Toronto: A group of astronomers in Canada have suggested that an orbiting asteroid may have switched Mars's magnetic field on and off like a light switch.
Mars once had a magnetic field, which may have been driven by a dynamo formed from the convection of material in the core, much like the Earth's is today. Yet crater records suggest the Martian dynamo died quickly, over a few tens of thousands of years, something researchers struggle to explain, the New Scientist online said.
According to the report, Jafar Arkani-Hamed of the University of Toronto, Canada, and colleagues now say the gravitational tug of an orbiting asteroid may have powered a dynamo by pulling on the fluid in Mars's core. Asteroids, also called minor planets or planetoids, are Solar system bodies smaller than planets but larger than meteoroids (which are commonly defined as being 10 meters across or less), and that are not comets.

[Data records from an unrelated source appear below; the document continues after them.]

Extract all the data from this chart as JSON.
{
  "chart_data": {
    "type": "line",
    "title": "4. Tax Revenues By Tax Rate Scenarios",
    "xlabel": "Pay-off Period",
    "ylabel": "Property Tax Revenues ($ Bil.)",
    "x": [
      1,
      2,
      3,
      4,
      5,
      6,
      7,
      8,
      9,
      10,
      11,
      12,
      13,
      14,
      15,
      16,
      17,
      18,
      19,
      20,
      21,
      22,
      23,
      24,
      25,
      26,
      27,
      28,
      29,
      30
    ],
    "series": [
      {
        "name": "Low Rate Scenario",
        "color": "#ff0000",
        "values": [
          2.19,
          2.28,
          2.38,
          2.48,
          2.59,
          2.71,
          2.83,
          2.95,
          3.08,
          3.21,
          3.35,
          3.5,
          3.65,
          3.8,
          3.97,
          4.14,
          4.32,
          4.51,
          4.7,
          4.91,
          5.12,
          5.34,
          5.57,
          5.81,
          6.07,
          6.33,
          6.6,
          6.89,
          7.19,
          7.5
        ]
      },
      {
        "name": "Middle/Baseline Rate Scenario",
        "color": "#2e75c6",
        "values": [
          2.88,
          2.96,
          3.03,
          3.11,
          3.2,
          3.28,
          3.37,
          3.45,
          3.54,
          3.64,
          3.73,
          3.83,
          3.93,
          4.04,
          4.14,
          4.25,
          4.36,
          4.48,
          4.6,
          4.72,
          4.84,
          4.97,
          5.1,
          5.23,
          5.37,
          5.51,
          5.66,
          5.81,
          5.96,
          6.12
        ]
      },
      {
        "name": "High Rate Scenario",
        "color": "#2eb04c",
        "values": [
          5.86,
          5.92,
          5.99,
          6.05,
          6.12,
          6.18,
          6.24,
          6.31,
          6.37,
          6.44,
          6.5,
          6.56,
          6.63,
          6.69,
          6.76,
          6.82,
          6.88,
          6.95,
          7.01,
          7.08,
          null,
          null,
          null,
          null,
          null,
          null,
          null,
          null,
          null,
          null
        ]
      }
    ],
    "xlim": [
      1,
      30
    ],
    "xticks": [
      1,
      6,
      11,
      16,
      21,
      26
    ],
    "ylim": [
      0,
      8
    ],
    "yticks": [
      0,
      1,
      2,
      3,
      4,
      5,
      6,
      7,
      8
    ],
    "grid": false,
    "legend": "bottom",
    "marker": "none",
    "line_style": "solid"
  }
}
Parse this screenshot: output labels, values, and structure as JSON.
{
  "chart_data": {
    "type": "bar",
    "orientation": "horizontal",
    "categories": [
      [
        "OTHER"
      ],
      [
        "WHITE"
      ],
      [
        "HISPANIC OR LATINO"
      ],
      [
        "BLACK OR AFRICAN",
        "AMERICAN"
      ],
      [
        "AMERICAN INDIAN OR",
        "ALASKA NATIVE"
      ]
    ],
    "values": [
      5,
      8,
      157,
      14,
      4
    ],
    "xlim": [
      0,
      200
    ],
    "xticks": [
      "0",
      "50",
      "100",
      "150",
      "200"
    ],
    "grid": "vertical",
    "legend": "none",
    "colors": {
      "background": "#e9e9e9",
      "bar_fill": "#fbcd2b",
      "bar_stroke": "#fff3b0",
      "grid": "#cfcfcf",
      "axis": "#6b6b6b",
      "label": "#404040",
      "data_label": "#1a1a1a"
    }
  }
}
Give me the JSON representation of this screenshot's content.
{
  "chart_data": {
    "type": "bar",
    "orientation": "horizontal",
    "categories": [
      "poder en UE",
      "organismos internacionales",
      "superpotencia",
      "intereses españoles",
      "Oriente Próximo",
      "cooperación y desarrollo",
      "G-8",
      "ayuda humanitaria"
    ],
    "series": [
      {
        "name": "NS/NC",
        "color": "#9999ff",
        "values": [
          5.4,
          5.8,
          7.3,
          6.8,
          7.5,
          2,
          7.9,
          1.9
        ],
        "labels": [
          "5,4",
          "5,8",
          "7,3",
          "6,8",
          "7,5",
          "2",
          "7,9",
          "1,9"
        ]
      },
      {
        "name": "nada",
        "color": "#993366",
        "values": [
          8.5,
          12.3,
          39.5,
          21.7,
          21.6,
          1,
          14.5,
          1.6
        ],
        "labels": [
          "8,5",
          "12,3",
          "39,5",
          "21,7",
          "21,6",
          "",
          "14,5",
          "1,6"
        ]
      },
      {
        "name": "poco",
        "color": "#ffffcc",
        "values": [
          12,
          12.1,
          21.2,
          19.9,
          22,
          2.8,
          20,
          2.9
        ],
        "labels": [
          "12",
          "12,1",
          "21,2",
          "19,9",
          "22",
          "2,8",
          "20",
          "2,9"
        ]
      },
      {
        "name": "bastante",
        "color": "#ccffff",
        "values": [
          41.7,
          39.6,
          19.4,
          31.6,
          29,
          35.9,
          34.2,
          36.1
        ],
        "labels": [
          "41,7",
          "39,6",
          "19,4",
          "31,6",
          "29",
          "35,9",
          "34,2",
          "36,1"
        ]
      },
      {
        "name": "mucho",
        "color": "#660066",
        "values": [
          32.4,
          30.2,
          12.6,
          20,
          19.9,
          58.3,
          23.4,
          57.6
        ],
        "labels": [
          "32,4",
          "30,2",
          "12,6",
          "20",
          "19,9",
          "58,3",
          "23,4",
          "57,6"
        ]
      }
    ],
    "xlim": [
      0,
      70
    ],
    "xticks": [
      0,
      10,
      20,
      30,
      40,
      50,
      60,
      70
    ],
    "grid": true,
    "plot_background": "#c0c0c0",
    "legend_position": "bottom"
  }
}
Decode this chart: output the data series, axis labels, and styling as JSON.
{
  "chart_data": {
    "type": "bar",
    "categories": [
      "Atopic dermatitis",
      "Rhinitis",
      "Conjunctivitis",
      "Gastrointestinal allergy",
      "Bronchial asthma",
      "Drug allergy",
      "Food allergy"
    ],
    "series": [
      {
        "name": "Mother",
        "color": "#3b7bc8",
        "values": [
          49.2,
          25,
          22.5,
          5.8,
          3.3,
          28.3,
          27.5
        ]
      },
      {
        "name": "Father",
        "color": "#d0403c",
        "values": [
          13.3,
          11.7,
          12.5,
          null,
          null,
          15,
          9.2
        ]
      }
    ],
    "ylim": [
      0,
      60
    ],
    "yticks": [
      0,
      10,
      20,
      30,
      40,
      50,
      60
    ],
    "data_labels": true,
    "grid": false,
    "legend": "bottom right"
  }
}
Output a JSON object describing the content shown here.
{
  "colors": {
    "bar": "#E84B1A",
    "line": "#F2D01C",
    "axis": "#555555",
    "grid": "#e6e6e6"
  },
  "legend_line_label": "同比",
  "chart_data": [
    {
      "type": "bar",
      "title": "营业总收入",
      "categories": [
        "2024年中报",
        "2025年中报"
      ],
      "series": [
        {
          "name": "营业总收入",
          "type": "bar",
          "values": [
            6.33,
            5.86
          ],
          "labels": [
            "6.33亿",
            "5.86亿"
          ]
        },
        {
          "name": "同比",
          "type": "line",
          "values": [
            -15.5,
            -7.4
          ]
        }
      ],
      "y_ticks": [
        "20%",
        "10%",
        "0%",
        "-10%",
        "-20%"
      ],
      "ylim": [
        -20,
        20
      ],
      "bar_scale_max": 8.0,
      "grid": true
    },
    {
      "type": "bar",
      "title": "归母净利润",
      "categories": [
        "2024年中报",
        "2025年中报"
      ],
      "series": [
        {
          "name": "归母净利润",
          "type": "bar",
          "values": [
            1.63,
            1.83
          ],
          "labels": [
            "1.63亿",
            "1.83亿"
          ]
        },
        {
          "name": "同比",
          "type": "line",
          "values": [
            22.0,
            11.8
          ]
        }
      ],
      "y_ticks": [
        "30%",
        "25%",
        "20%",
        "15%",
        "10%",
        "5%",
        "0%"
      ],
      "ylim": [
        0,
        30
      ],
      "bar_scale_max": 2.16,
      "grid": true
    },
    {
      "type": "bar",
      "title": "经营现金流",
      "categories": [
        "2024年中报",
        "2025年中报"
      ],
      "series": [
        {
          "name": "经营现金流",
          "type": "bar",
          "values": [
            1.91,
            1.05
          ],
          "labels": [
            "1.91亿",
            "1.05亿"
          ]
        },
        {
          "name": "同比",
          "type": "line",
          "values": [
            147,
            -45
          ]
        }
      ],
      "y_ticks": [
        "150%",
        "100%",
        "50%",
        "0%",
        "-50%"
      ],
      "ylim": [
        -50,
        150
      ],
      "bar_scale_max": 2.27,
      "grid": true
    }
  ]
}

The team's lab and model simulations showed that an asteroid orbiting 75,000 kilometres above Mars could have maintained a dynamo for 400 million years, before the rock crashed into the planet and switched it off. The report said an asteroid could have done just that to Mars 4 billion years ago.
However, some researchers are sceptical. While an asteroid might have had enough energy to churn fluid in the planet's core, much more energy is needed to set up the dynamo to begin with, according to David Stevenson of the California Institute of Technology in Pasadena. "It would be like looking at a boulder on top of a hill without asking what it took to get it there," he said.